Made our first visit to Wisley of the year on Friday - having been deterred by the continuing closure of Fairoak Lane, a key element of our our normal route. Blog search claims that we had not been since last August, a long time indeed.
Started off in the café, the décor person of which had clearly been studying the form in the trendy places around the Tate Modern, with the contribution from Wisley being the addition of a lot of pot plants to the mix. Rock cake looked a bit dodgy, as if the mix had been a little too wet, but tasted fine. Tea rather strong.
Outside, it was the day of the hellebores, which were looking very well. All different colours, with variety provided by some large euphorbias, the flowers of which were not that unlike those of the helebores, the petals of both being rather leaf like, with tendencies towards green.
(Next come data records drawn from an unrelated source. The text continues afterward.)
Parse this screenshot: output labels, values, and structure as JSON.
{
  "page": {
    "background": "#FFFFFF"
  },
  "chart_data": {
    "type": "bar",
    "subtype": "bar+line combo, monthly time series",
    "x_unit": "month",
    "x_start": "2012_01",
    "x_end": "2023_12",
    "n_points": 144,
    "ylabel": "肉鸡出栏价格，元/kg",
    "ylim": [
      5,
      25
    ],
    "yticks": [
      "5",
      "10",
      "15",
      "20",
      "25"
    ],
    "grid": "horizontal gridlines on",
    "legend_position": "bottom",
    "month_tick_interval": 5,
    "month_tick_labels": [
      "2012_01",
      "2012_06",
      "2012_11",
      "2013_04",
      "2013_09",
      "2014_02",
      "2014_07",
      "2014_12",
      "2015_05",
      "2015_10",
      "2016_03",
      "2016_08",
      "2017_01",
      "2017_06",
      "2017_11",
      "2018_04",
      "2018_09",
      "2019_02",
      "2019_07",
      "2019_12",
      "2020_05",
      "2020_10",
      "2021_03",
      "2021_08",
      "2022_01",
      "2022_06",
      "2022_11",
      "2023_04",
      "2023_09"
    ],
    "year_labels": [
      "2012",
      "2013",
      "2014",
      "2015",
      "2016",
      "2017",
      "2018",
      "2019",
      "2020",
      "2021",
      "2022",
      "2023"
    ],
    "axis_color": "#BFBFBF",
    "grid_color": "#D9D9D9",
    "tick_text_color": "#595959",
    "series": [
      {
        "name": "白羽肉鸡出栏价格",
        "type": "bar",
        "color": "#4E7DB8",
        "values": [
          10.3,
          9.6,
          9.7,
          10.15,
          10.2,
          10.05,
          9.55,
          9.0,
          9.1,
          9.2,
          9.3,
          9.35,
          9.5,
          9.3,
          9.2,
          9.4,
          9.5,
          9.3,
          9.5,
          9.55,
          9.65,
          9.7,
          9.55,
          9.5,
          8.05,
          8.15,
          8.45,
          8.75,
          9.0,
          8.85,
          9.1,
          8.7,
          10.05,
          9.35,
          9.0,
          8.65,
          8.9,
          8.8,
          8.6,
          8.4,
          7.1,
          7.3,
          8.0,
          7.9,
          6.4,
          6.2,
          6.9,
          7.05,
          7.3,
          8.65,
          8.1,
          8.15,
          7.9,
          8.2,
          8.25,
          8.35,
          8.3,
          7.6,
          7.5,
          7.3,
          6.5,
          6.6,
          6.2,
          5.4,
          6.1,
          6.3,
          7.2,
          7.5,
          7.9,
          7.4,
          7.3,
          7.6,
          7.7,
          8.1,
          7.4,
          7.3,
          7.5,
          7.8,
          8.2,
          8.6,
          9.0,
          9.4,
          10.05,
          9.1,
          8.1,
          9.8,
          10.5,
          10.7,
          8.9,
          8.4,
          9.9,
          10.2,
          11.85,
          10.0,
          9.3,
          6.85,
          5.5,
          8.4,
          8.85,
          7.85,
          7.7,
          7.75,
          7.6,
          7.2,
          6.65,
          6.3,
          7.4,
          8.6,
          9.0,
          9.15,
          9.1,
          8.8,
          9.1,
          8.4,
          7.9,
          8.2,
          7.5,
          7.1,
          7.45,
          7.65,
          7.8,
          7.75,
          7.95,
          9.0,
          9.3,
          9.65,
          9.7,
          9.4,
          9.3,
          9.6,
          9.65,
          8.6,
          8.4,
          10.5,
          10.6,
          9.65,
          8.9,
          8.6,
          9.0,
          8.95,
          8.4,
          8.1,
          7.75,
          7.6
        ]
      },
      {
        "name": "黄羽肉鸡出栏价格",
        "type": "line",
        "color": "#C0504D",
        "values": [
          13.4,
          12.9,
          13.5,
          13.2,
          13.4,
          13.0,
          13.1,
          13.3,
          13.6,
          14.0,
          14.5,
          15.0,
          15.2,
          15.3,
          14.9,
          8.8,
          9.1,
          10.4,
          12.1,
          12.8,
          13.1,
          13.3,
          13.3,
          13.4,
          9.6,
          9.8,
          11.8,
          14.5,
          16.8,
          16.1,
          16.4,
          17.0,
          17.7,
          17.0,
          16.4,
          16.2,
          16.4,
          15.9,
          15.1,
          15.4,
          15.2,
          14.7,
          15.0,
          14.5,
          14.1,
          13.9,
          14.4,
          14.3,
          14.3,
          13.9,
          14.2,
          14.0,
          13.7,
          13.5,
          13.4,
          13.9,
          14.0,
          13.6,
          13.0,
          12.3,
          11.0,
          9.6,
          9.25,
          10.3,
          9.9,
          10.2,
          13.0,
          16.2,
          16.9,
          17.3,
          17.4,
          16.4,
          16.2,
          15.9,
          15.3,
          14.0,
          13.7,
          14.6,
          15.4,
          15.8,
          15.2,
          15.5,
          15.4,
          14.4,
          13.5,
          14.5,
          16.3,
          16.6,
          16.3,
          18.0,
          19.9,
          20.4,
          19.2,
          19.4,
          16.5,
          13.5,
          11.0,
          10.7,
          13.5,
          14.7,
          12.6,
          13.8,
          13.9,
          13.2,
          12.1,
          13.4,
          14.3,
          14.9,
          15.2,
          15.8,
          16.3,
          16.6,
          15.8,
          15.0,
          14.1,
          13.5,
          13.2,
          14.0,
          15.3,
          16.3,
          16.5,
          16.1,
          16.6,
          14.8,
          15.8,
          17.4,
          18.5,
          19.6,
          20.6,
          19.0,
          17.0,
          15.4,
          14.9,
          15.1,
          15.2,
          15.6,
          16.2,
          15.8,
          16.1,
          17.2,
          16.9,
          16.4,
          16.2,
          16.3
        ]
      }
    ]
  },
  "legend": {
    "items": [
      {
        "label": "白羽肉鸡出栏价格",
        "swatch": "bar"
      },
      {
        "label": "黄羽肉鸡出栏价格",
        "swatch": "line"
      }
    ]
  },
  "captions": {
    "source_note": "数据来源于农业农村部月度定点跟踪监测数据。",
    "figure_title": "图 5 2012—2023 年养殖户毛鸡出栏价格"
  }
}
There were also some cyclamen, daffodils and other spring bulbs, but not in full flood. Also some full on red camelias.
A notice at the entrance had warned us that much of the big hot house would be shut, but in practice most of it was open. The star attraction of the day was a display of trial plantings of hippeastrums, very showy flowers indeed, although they did not photograph particularly well. A sign explained that many people got into a muddle between amaryllis and hippeastrum, calling specimens of the latter the former. Wikipedia explains that the former are South African while the latter are South American and that it is the latter which are widely grown as the winter flowering house plants wrongly called amaryllis. Otherwise, reminded once again of the extraordinary profusion of the world of plants.
There were also a few flashy butterflies left over from their exhibition. One of which had very striking electric blue patches on the upper surface of its wings. Producing the blue was clearly too much of a strain on the metabolism of this small animal to make it blue all over.
The two alpine houses were doing well, as usual, with the saxifrages and primulas earning an honourable mention. We were also reminded that the rock was tufa from Wales - not an area I associate with volcanoes at all. I consult wikipedia this morning to find that one sort of tufa is an odd sort of limestone (a relation of the travertine sometimes used by Henry Moore) but another is indeed volcanic. On balance I go with limestone, with UEA talking of 'deposits [in Wales] thought to represent carbonate precipitation during the late-glacial interstadial'. What sort the tufo of greco di tufo, of which I am fond, Italian despite appearances?